Octo Consulting is a few years into its journey as a middle-tier player and CEO Mehul Sanghani believes the opportunity is ripe for others to emerge also.

So how does a small business make the jump from a world of set-asides to the even more vast, opaque landscape of government contracting known as the middle tier?

One word of caution often comes up: that leap halts their access to set-aside contracts and pits them against larger competitors that seem to only be getting bigger through consolidation. Companies anywhere between $25 million and $1 billion in annual revenue are in that conversation.

But it is in that middle tier where businesses have opportunity to ride the wave of next-generation IT and other modernization initiatives underway or coming in the federal government, at least in the eyes of Octo Consulting’s CEO Mehul Sanghani. That is, if their focus is right as those large-tier firms increasingly look at complex contracts of size and scale their investors expect.

Where firms like Octo come into play is in more modular or incremental IT jobs for agencies focused on specific areas like agile software development and cloud engineering and particularly on shorter time horizons versus the traditional long-term waterfall method, Sanghani says.

Those time horizons can even be a “two week or four week sprint” on an incremental software development job, Sanghani told me. That more agile approach can be an alternative versus “attacking and swallowing the whale in one fell swoop,” he said.

“There is a huge ‘Goldilocks’ effect and an opportunity for firms that bring these types of capabilities to bear,” Sanghani said. “When you’re looking at a modernization initiative you have some options.

“For firms that are mid-tier and in particular firms that have a legacy and have a long history of focusing on some of these next-gen capabilities, there is a tremendous opportunity there to take advantage of the macroeconomics going forward.”

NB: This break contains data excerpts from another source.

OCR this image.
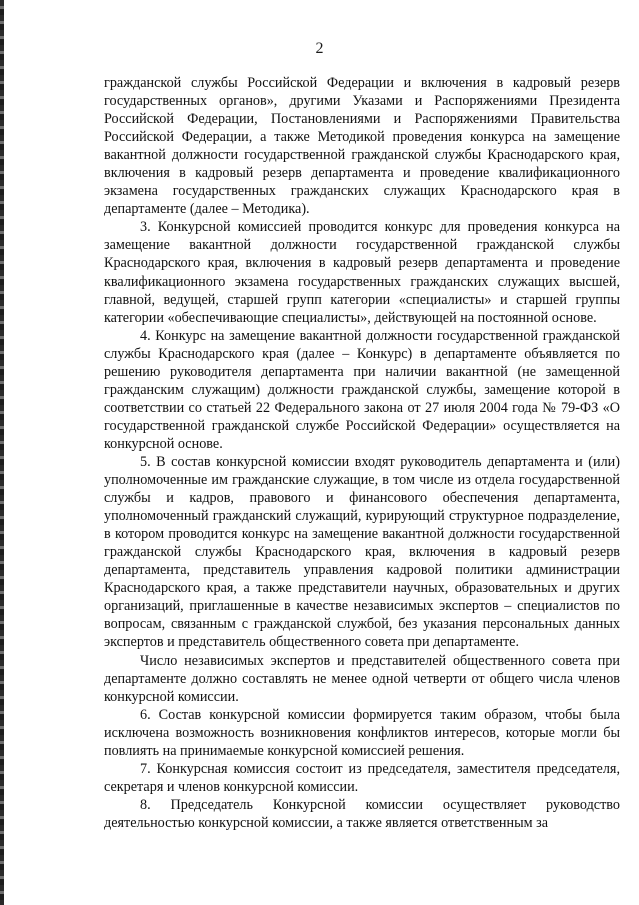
2

гражданской службы Российской Федерации и включения в кадровый резерв государственных органов», другими Указами и Распоряжениями Президента Российской Федерации, Постановлениями и Распоряжениями Правительства Российской Федерации, а также Методикой проведения конкурса на замещение вакантной должности государственной гражданской службы Краснодарского края, включения в кадровый резерв департамента и проведение квалификационного экзамена государственных гражданских служащих Краснодарского края в департаменте (далее – Методика).

3. Конкурсной комиссией проводится конкурс для проведения конкурса на замещение вакантной должности государственной гражданской службы Краснодарского края, включения в кадровый резерв департамента и проведение квалификационного экзамена государственных гражданских служащих высшей, главной, ведущей, старшей групп категории «специалисты» и старшей группы категории «обеспечивающие специалисты», действующей на постоянной основе.

4. Конкурс на замещение вакантной должности государственной гражданской службы Краснодарского края (далее – Конкурс) в департаменте объявляется по решению руководителя департамента при наличии вакантной (не замещенной гражданским служащим) должности гражданской службы, замещение которой в соответствии со статьей 22 Федерального закона от 27 июля 2004 года № 79-ФЗ «О государственной гражданской службе Российской Федерации» осуществляется на конкурсной основе.

5. В состав конкурсной комиссии входят руководитель департамента и (или) уполномоченные им гражданские служащие, в том числе из отдела государственной службы и кадров, правового и финансового обеспечения департамента, уполномоченный гражданский служащий, курирующий структурное подразделение, в котором проводится конкурс на замещение вакантной должности государственной гражданской службы Краснодарского края, включения в кадровый резерв департамента, представитель управления кадровой политики администрации Краснодарского края, а также представители научных, образовательных и других организаций, приглашенные в качестве независимых экспертов – специалистов по вопросам, связанным с гражданской службой, без указания персональных данных экспертов и представитель общественного совета при департаменте.

Число независимых экспертов и представителей общественного совета при департаменте должно составлять не менее одной четверти от общего числа членов конкурсной комиссии.

6. Состав конкурсной комиссии формируется таким образом, чтобы была исключена возможность возникновения конфликтов интересов, которые могли бы повлиять на принимаемые конкурсной комиссией решения.

7. Конкурсная комиссия состоит из председателя, заместителя председателя, секретаря и членов конкурсной комиссии.

8. Председатель Конкурсной комиссии осуществляет руководство деятельностью конкурсной комиссии, а также является ответственным за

Reston, Virginia-based Octo has made that jump, or graduation, from small business and might serve as a test case for how a firm in the middle tier can gain a firm foothold in the federal IT market. At just under $100 million in annual revenue, the company has 450 employees in Virginia, Maryland, Massachusetts, Missouri and Georgia.

This year’s award flow shows a piece of what Octo has done. The company was chosen alongside Booz Allen Hamilton for a $300 million Food and Drug Administration contract to upgrade an analytics program used to track drugs and medical devices. Octo is also working with the Defense Health Agency to refresh its traumatic brain injury directorate under a $25 million contract.

Part of how Octo made that jump includes talking “openly about the significant challenges many other businesses face in making that transition,” Sanghani said. That approach put him in front of lawmakers in April when he testified to the House Small Business Committee on that very issue.

Within Octo, Sanghani said they have remained focused on their core “niche” IT offerings but did scale their back office and proposal functions to get ready for competing against larger players. That was “to transition from a relationship-based business development model to a more capture-based business development model,” he said.

“It takes some intestinal fortitude on the part of entrepreneurs to take some of the success they’ve had as a small business but then reinvest that at a level that’s required to succeed,” Sanghani said. “I don’t think you can go against firms that are multibillion dollars and increasing at scale, and try to attack the goliaths in every single battle.

“You have to have additional depth in those (core) capabilities that allow you to compete and differentiate yourself from some of the larger, more established firms in that market.”

The macro trends of a growing defense and IT modernization spending pie have driven much of the consolidation at the market’s top end in the past two years, or what Sanghani describes as a “Walmartization” of sorts.

What consolidators see is agencies packing together contracts into larger procurements and see scale as the way to position better for those opportunities often north of $500 million over 10 years.

Count Sanghani also as among the market observers that see some benefits of scale in areas such as large call center consolidation, change management or desktop support over large IT networks with “several hundred thousands of users.”

But that also means the larger firms have to focus more energy on those opportunities and that leaves room for others, he says.

“If you look at modernization of mission systems, especially now with the more modular contracting that you’re seeing, you’re looking at modernization efforts that are between $10 million and $150 million in size.”

(EDITOR'S NOTE: A prior version of this article said Octo Consulting had $80 million in annual revenue with 372 employees.)